I can’t let him get away, she thought. “Wait,” Kim called out.
“What?”
“I’d like to talk to you sometime, but not now because I’m really busy this week.”
“I understand. You go with Derek Reeves, don’t you?”
“I did. We just broke up. Well, I have to run now too. The reason I’m so busy is because I’m doing a report in social studies about Mormons and I’m having a really hard time finding anything. Well, see you around sometime.”
She walked three steps before he realized what she’d said.
“Wait a minute,” he said.
She turned around.
“I could help you. I’m a Mormon.”
“No kidding? That would be great if you could help me.”

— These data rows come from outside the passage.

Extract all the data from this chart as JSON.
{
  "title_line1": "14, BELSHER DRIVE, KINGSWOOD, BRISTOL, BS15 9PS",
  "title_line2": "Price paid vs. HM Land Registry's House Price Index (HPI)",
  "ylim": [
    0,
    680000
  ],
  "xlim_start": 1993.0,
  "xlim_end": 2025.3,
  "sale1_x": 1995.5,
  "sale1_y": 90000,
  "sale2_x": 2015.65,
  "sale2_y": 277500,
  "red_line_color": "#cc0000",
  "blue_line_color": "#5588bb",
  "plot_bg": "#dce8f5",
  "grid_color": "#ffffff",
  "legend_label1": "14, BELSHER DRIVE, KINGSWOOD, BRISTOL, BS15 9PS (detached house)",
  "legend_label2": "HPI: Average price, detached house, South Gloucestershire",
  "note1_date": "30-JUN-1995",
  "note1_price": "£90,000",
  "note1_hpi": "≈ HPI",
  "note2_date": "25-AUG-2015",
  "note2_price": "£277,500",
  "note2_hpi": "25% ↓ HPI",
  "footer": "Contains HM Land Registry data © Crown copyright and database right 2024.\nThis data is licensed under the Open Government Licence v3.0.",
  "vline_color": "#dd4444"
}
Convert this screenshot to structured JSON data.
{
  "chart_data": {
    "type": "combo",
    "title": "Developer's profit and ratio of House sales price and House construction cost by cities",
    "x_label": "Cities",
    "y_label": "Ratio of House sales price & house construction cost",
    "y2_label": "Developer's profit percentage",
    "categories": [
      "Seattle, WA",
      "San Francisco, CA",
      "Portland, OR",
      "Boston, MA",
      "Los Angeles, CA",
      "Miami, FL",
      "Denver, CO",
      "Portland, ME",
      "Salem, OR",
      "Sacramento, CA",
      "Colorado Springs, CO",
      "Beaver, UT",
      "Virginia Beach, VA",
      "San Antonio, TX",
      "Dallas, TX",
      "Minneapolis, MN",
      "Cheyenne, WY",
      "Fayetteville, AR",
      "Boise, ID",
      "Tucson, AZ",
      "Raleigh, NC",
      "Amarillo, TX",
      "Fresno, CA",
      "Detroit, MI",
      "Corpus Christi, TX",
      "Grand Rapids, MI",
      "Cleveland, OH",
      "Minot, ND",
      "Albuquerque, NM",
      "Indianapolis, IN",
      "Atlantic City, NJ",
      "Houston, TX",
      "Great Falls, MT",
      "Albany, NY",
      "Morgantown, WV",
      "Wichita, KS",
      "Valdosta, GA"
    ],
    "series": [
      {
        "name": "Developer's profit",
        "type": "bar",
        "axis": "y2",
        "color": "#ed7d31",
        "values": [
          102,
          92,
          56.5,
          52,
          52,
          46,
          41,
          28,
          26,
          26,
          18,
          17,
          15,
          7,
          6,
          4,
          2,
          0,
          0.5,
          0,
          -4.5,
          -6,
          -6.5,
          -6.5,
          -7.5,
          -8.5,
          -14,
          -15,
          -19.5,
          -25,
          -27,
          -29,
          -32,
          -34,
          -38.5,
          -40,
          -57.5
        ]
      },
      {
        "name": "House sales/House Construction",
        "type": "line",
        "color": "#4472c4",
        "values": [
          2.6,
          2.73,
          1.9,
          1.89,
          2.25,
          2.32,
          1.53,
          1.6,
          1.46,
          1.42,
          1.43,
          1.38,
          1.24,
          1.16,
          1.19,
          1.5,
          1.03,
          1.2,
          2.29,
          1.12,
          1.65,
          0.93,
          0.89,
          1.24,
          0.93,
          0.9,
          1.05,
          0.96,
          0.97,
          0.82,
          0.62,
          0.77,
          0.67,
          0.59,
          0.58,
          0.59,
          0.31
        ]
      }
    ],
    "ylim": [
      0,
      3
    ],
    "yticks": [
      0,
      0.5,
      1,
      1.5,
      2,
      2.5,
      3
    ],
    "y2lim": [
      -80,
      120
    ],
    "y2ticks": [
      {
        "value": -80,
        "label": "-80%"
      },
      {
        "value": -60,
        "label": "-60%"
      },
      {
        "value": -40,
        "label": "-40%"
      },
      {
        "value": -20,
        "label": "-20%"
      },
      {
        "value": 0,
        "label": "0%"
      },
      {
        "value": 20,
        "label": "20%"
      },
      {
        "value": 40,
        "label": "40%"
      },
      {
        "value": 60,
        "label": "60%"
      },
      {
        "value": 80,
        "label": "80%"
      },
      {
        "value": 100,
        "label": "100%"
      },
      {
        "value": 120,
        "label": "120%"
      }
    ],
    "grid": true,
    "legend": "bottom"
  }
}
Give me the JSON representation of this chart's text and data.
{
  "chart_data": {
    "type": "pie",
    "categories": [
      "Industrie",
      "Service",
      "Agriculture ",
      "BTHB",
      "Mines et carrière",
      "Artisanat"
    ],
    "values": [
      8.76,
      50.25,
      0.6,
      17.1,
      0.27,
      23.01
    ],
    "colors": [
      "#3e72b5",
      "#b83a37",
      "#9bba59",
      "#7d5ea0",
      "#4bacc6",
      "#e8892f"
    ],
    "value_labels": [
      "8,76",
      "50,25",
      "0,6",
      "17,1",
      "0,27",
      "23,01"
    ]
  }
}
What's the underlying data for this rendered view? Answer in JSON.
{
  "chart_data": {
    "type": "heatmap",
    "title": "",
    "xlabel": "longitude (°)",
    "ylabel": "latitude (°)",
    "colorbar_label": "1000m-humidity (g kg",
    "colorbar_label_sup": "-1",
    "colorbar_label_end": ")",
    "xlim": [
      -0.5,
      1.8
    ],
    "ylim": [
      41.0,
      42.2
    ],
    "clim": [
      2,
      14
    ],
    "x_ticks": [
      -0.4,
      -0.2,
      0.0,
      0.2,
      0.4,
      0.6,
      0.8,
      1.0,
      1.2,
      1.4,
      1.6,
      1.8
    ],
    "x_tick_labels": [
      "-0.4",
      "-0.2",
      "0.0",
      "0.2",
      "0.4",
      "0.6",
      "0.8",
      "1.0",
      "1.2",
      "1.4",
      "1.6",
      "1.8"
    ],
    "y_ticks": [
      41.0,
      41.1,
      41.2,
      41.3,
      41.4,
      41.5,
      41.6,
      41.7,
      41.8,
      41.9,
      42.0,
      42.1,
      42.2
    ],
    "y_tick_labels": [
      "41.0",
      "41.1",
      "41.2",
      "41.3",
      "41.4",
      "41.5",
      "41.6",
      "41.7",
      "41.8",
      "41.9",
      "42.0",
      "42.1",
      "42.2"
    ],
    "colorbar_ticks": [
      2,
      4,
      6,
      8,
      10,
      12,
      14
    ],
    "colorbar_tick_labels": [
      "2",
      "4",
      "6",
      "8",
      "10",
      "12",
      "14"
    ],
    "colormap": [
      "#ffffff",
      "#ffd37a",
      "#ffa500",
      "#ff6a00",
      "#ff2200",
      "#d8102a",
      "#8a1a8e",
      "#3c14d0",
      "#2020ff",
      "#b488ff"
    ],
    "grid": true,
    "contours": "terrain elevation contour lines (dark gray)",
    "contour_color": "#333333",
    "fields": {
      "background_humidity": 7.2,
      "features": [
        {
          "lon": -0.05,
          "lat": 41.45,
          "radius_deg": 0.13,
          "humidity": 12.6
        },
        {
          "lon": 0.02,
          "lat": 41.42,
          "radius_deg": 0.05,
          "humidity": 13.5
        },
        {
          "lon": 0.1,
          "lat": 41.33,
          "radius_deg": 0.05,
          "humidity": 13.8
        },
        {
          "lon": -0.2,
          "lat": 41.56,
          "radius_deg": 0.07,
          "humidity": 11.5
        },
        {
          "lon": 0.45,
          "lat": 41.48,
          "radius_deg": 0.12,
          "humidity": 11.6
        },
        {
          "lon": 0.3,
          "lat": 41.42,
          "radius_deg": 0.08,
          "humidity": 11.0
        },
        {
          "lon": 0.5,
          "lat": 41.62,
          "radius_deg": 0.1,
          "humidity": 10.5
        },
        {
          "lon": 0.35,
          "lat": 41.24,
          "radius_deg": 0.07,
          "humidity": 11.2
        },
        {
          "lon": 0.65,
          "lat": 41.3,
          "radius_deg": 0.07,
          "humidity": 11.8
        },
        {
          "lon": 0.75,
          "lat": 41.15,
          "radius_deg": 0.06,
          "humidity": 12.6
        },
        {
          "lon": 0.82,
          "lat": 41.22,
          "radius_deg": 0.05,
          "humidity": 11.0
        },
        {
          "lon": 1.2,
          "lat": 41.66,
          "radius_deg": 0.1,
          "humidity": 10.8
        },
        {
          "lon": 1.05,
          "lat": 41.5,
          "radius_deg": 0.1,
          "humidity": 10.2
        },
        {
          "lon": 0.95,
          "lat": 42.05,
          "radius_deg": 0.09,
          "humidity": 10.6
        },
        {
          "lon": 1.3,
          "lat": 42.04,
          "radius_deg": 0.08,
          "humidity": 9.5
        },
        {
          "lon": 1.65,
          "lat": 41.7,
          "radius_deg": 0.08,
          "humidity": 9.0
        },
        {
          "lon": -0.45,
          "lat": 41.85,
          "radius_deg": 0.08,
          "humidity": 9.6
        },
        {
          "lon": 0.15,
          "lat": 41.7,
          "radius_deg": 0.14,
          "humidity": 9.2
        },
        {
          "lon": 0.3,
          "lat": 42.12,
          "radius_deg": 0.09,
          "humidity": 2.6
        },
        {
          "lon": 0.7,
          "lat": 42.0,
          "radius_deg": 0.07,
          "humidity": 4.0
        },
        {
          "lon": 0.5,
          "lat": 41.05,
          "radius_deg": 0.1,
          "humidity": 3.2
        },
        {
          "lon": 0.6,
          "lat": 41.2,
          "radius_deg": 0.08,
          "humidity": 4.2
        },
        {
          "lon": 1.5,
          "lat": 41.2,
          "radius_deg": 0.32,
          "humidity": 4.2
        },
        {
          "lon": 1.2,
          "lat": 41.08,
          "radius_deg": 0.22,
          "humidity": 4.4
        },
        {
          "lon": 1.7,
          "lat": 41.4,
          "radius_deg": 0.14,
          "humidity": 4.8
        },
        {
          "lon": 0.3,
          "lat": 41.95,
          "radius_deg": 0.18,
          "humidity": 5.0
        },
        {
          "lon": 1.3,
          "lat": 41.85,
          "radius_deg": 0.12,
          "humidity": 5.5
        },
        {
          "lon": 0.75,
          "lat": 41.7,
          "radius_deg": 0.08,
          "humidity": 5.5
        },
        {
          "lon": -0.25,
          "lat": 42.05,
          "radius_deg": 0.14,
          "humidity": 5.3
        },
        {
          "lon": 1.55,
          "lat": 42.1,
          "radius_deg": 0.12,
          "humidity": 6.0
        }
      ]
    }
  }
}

They leaned against the lockers in the hall and set up a time for her to go to his house and meet the missionaries so they could teach her about the Church.
In her next class she promised herself that sometime she would tell him the truth about what had happened with the journal. But not now. Right now she just wanted to see what it was like to have a friend like him.
Maybe he’s the real superstar in this school, she thought, smiling. Maybe he’s a superstar in the things that really matter.